Clinically Relevant Outcomes for New Asthma Therapies

Clinically Relevant Outcomes for New Asthma Therapies

Bronchial Inflammation


Investigation includes invasive and non-invasive methods.

Invasive Measures


Bronchoalveolar lavage (BAL) and endobronchial biopsies sampling by fibreoptic studies have brought valuable information on the pathophysiological aspects of asthma. These techniques have been standardized and allow exploration of the effects of treatment on structural and inflammatory features. They can be applied following allergen challenges or drug interventions but have been used less frequently since the rapid development of noninvasive methods such as sputum or exhaled gases analyses.

Noninvasive Measures


Induced sputum cells and supernatant analysis is a noninvasive way to investigate airway inflammation that has been extensively used in cross-sectional and longitudinal studies. Sputum eosinophil and neutrophil percentages have been used to define inflammatory asthma phenotypes and as predictors of airway asthma exacerbations. Eosinophilia usually suggests steroid-responsiveness, but persistent, uncontrolled eosinophilic asthma may represent a potential target for anti-TH2 mediators biotherapies such as anti-IL5. Nair previously cautioned however that potential agents against eosinophilic or neutrophilic inflammation must be tested in patients with such inflammatory phenotype.

Otherwise, fractional exhaled nitric oxide (FENO) is an easy to measure, reproducible, noninvasive biomarker used to support the diagnosis of asthma. FENO is responsive to ICS and can reflect either treatment nonadherence or uncontrolled/severe asthma. It is however considered an imperfect marker of long-term treatment needs. Cut-off values may vary according to smoking/allergen exposure or in allergic, nonasthmatic individuals, but overall, the changes may be useful in drug interventions. Haccuria et al. recently reported that FENO was also influenced by airway calibre. Otherwise, Hastie et al. suggested that blood eosinophil counts, total serum IgE levels, FENO values and FEV1, despite significant statistical associations, did not accurately predict sputum eosinophil and neutrophil percentages.

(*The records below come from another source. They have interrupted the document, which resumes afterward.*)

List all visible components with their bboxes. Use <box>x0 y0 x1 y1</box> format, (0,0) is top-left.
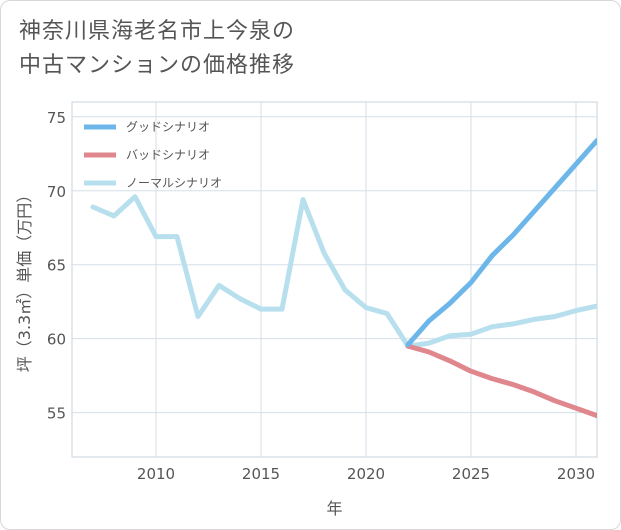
y-tick-label: 65 <box>47 257 66 275</box>
y-axis-title: 坪（3.3㎡）単価（万円） <box>15 187 34 372</box>
series-line-good <box>405 138 597 348</box>
x-tick-label: 2015 <box>242 465 280 483</box>
legend-label: バッドシナリオ <box>126 148 210 162</box>
chart-title: 神奈川県海老名市上今泉の 中古マンションの価格推移 <box>19 15 295 83</box>
chart-title-line1: 神奈川県海老名市上今泉の <box>19 19 296 44</box>
series-line-normal <box>90 194 597 349</box>
x-tick-label: 2030 <box>557 465 595 483</box>
legend-label: ノーマルシナリオ <box>126 176 222 190</box>
grid <box>71 101 598 458</box>
y-tick-label: 55 <box>47 405 66 423</box>
y-tick-label: 70 <box>47 183 66 201</box>
x-tick-label: 2025 <box>452 465 490 483</box>
legend-label: グッドシナリオ <box>126 120 210 134</box>
plot-frame <box>71 101 598 458</box>
x-axis-title: 年 <box>326 499 342 518</box>
x-tick-label: 2020 <box>347 465 385 483</box>
chart-title-line2: 中古マンションの価格推移 <box>19 53 296 78</box>
series-line-bad <box>405 343 597 419</box>
y-tick-label: 75 <box>47 109 66 127</box>
tick-labels: 2010 2015 2020 2025 2030 55 60 65 70 75 <box>47 109 595 483</box>
series-layer <box>90 138 597 419</box>
y-tick-label: 60 <box>47 331 66 349</box>
x-tick-label: 2010 <box>137 465 175 483</box>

Furthermore, exhaled breath condensate (EBC) analysis of its components such as airway pH or oxidative-related mediators may assess airway inflammation, although there are still problems of dilution repeatability and reproducibility that preclude their use in clinical trials. Exhaled breath analysis with a sensor array approach (electronic nose) has been tested to discriminate asthma from other chronic airway disorders. The different volatile organic compounds may reflect asthma pathophysiology, but it requires some refinement and validation, to be used in the setting of randomized control studies in asthma.